Setelah booming tentang vaksin palsu, sekarang masyarakat Indonesia ditakutkan lagi dengan adanya isu obat palsu yang berada dipasaran. Beredarnya obat palsu merupakan salah satu masalah serius yang dihadapi banyak negara, termasuk Indonesia. Sebenarnya isu obat palsu sudah beredar sejak lama, namun baru-baru ini booming kembali setelah Badan Pengawas Obat dan Makanan (BPOM) melakukan sidak dibeberapa apotek di Kota Jakarta, Tangerang, dan Yogyakarta. Obat yang biasanya dipalsukan adalah obat anti konfulsi, antitusif, dan anti diabetes. Produk farmasi yang dipalsukan atau tidak terdaftar sangat mudah ditemukan di Indonesia dan merupakan ancaman serius bagi kesehatan masyarakat. Keuntungan perdagangan obat palsu diperkirakan mencapai 10% dari total pasar obat-obatan, atau sekitar US$200juta diseluruh dunia. Di Indonesia sendiri peredaran obat palsu dapat mencapai 25%.
Adanya praktik pemalsuan produk farmasi dikarenakan hukum dan peraturan yang berlaku menerapkan hukuman yang terlalu ringan bagi pelanggar hukum sehingga tidak tercipta efek jera. Misalnya, pelaku pemalsuan hanya dikenakan enam bulan hukuman penjara. Menurut Kepmenkes No.1010/2008: “Obat palsu adalah obat yang diproduksi oleh yang tidak berhak berdasarkan peraturan perundang-undangan yang berlaku atau produksi obat dengan penandaan yang meniru identitas obat lain yang telah memiliki izin edar”. Sedangkan Menurut WHO: “Obat palsu adalah obat-obatan yang secara sengaja pendanaannya dipalsukan, baik identitasnya maupun sumbernya”.
WHO sendiri mengelompokkan obat palsu ke dalam lima kategori, yakni:
a. Produk tanpa zat aktif (API);
b. Produk dengan kandungan zat aktif yang kurang;
c. Produk dengan zat aktif berbeda;
d. Produk yang diproduksi dengan menjiplak produk milik pihak lain; dan
e. Produk dengan kadar zat aktif yang sama tetapi menggunakan label dengan nama produsen atau negara asal berbeda.

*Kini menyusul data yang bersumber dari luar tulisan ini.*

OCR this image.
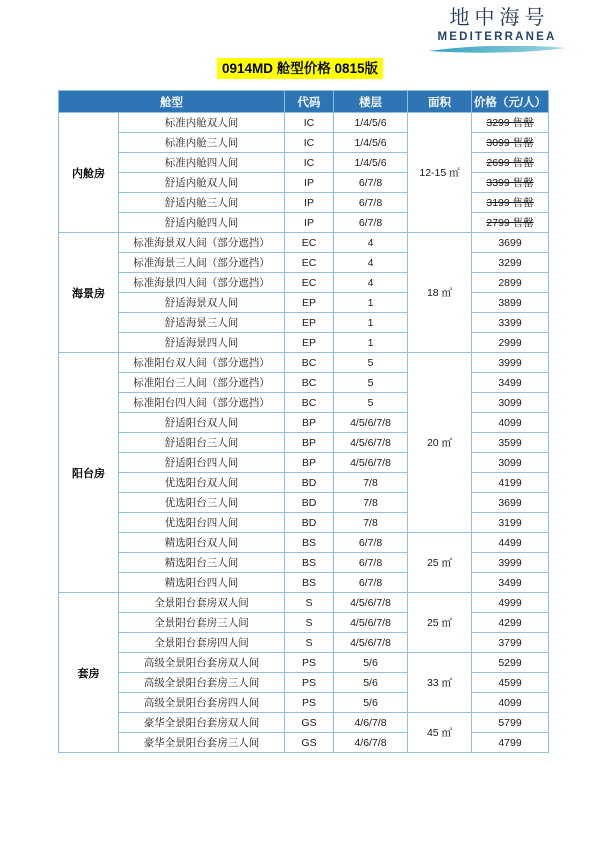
地中海号
MEDITERRANEA
0914MD 舱型价格 0815版
舱型		代码	楼层	面积	价格（元/人）
内舱房	标准内舱双人间	IC	1/4/5/6	12-15 ㎡	3299 售罄
	标准内舱三人间	IC	1/4/5/6		3099 售罄
	标准内舱四人间	IC	1/4/5/6		2699 售罄
	舒适内舱双人间	IP	6/7/8		3399 售罄
	舒适内舱三人间	IP	6/7/8		3199 售罄
	舒适内舱四人间	IP	6/7/8		2799 售罄
海景房	标准海景双人间（部分遮挡）	EC	4	18 ㎡	3699
	标准海景三人间（部分遮挡）	EC	4		3299
	标准海景四人间（部分遮挡）	EC	4		2899
	舒适海景双人间	EP	1		3899
	舒适海景三人间	EP	1		3399
	舒适海景四人间	EP	1		2999
阳台房	标准阳台双人间（部分遮挡）	BC	5	20 ㎡	3999
	标准阳台三人间（部分遮挡）	BC	5		3499
	标准阳台四人间（部分遮挡）	BC	5		3099
	舒适阳台双人间	BP	4/5/6/7/8		4099
	舒适阳台三人间	BP	4/5/6/7/8		3599
	舒适阳台四人间	BP	4/5/6/7/8		3099
	优选阳台双人间	BD	7/8		4199
	优选阳台三人间	BD	7/8		3699
	优选阳台四人间	BD	7/8		3199
	精选阳台双人间	BS	6/7/8	25 ㎡	4499
	精选阳台三人间	BS	6/7/8		3999
	精选阳台四人间	BS	6/7/8		3499
套房	全景阳台套房双人间	S	4/5/6/7/8	25 ㎡	4999
	全景阳台套房三人间	S	4/5/6/7/8		4299
	全景阳台套房四人间	S	4/5/6/7/8		3799
	高级全景阳台套房双人间	PS	5/6	33 ㎡	5299
	高级全景阳台套房三人间	PS	5/6		4599
	高级全景阳台套房四人间	PS	5/6		4099
	豪华全景阳台套房双人间	GS	4/6/7/8	45 ㎡	5799
	豪华全景阳台套房三人间	GS	4/6/7/8		4799
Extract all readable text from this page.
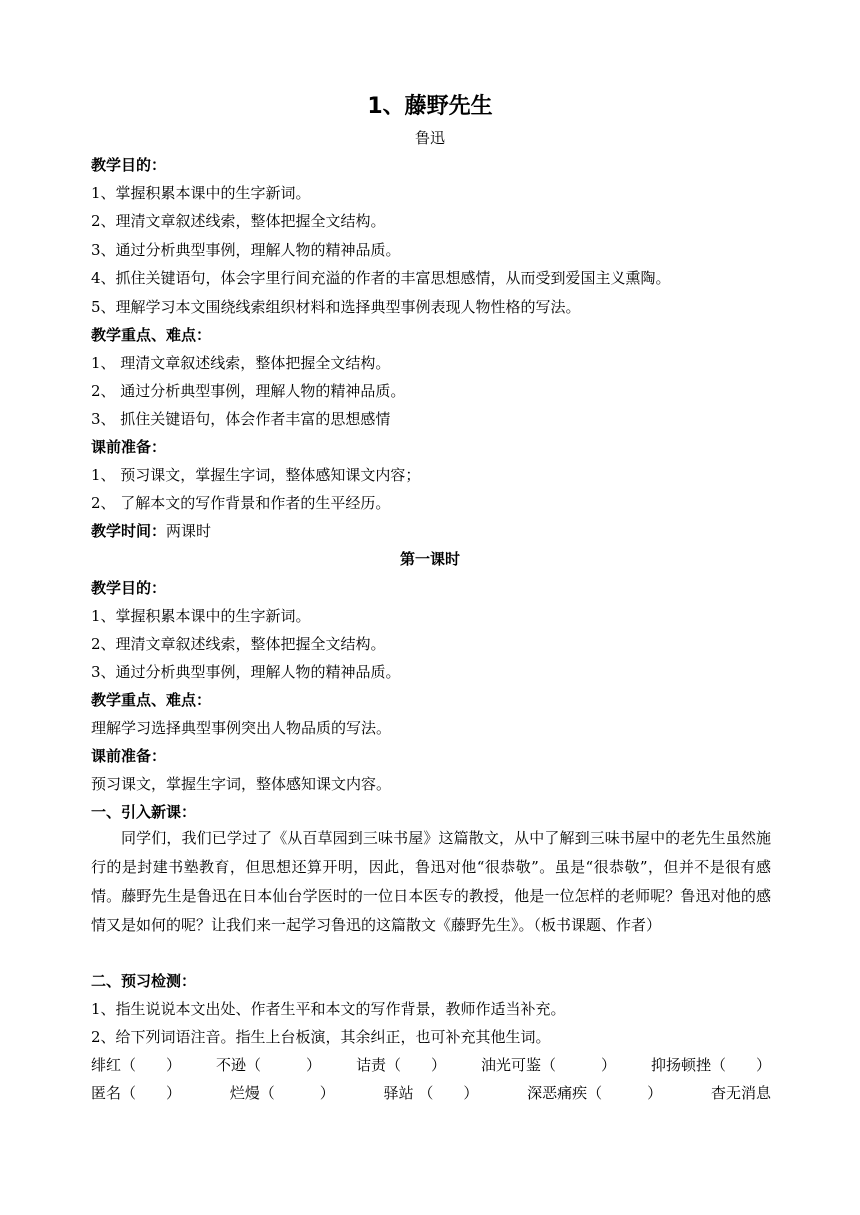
1、藤野先生
鲁迅
教学目的：
1、掌握积累本课中的生字新词。
2、理清文章叙述线索，整体把握全文结构。
3、通过分析典型事例，理解人物的精神品质。
4、抓住关键语句，体会字里行间充溢的作者的丰富思想感情，从而受到爱国主义熏陶。
5、理解学习本文围绕线索组织材料和选择典型事例表现人物性格的写法。
教学重点、难点：
1、 理清文章叙述线索，整体把握全文结构。
2、 通过分析典型事例，理解人物的精神品质。
3、 抓住关键语句，体会作者丰富的思想感情
课前准备：
1、 预习课文，掌握生字词，整体感知课文内容；
2、 了解本文的写作背景和作者的生平经历。
教学时间：两课时
第一课时
教学目的：
1、掌握积累本课中的生字新词。
2、理清文章叙述线索，整体把握全文结构。
3、通过分析典型事例，理解人物的精神品质。
教学重点、难点：
理解学习选择典型事例突出人物品质的写法。
课前准备：
预习课文，掌握生字词，整体感知课文内容。
一、引入新课：
同学们，我们已学过了《从百草园到三味书屋》这篇散文，从中了解到三味书屋中的老先生虽然施行的是封建书塾教育，但思想还算开明，因此，鲁迅对他“很恭敬”。虽是“很恭敬”，但并不是很有感情。藤野先生是鲁迅在日本仙台学医时的一位日本医专的教授，他是一位怎样的老师呢？鲁迅对他的感情又是如何的呢？让我们来一起学习鲁迅的这篇散文《藤野先生》。（板书课题、作者）
二、预习检测：
1、指生说说本文出处、作者生平和本文的写作背景，教师作适当补充。
2、给下列词语注音。指生上台板演，其余纠正，也可补充其他生词。
绯红（　　） 不逊（　　　） 诘责（　　） 油光可鉴（　　　） 抑扬顿挫（　　）
匿名（　　）	烂熳（　　　）	驿站 （　　）	深恶痛疾（　　　）	杳无消息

Obat palsu bisa menyebabkan risiko buruk terhadap kesehatan publik. Pemakaian obat palsu di bawah standar dapat mengarah pada resistensi obat dan bahkan dapat meyebabkan kematian. Untuk melindungi diri dari peredaran obat palsu, maka setiap membeli obat haruslah:
a. Membeli obat hanya di apotik, terutama untuk obat resep. Selain itu, untuk obat resep sebaiknya penggunaanya jangan diteruskan dengan membeli sendiri (tanpa resep dokter) karena dengan keluhan yang sama di masa mendatang tidak bisa dipastikan obatnya sama dengan obat sebelumnya, walaupun dengan obat sebelumnya dapat menyembuhkan.
b. Cermati nama obat, produsen, tanggal kadaluwarsa, dan nomor izin edar. Obat palsu sering kali tidak mencantumkan informasi-informasi tersebut.
c. Pastikan kemasan obat mencantumkan nomor registrasi BPOM.
d. Beritahu dokter bila obat yang diberikan tidak menolong meredakan kondisi anda.
Ciri-ciri obat palsu diantaranya adalah:
a. Arah peletakan obat pada kemasan yang berbeda. Misalnya obat aslinya dikemas dalam blister miring, tetapi obat palsu dikemas dengan arah obat sejajar.
b. Jenis huruf yang dipakai pada kemasan. Obat palsu mungkin menggunakan font yang lebih besar dan tipis, tapi tidak menutup kemungkinan sebaliknya.
c. Warna pada kemasan. Biasanya, warna terlalu pudar atau pucat. Bisa juga tidak mencantumkan logo obat pada kemasannya.
d. Tidak memiliki Nomor Izin Edar (NIE) yang tercantum di kemasan. NIE diawali dengan 3 huruf dan 12 digit angka.
e. Harga yang lebih murah. Umumnya obat palsu memiliki harga yang lebih murah dari obat aslinya.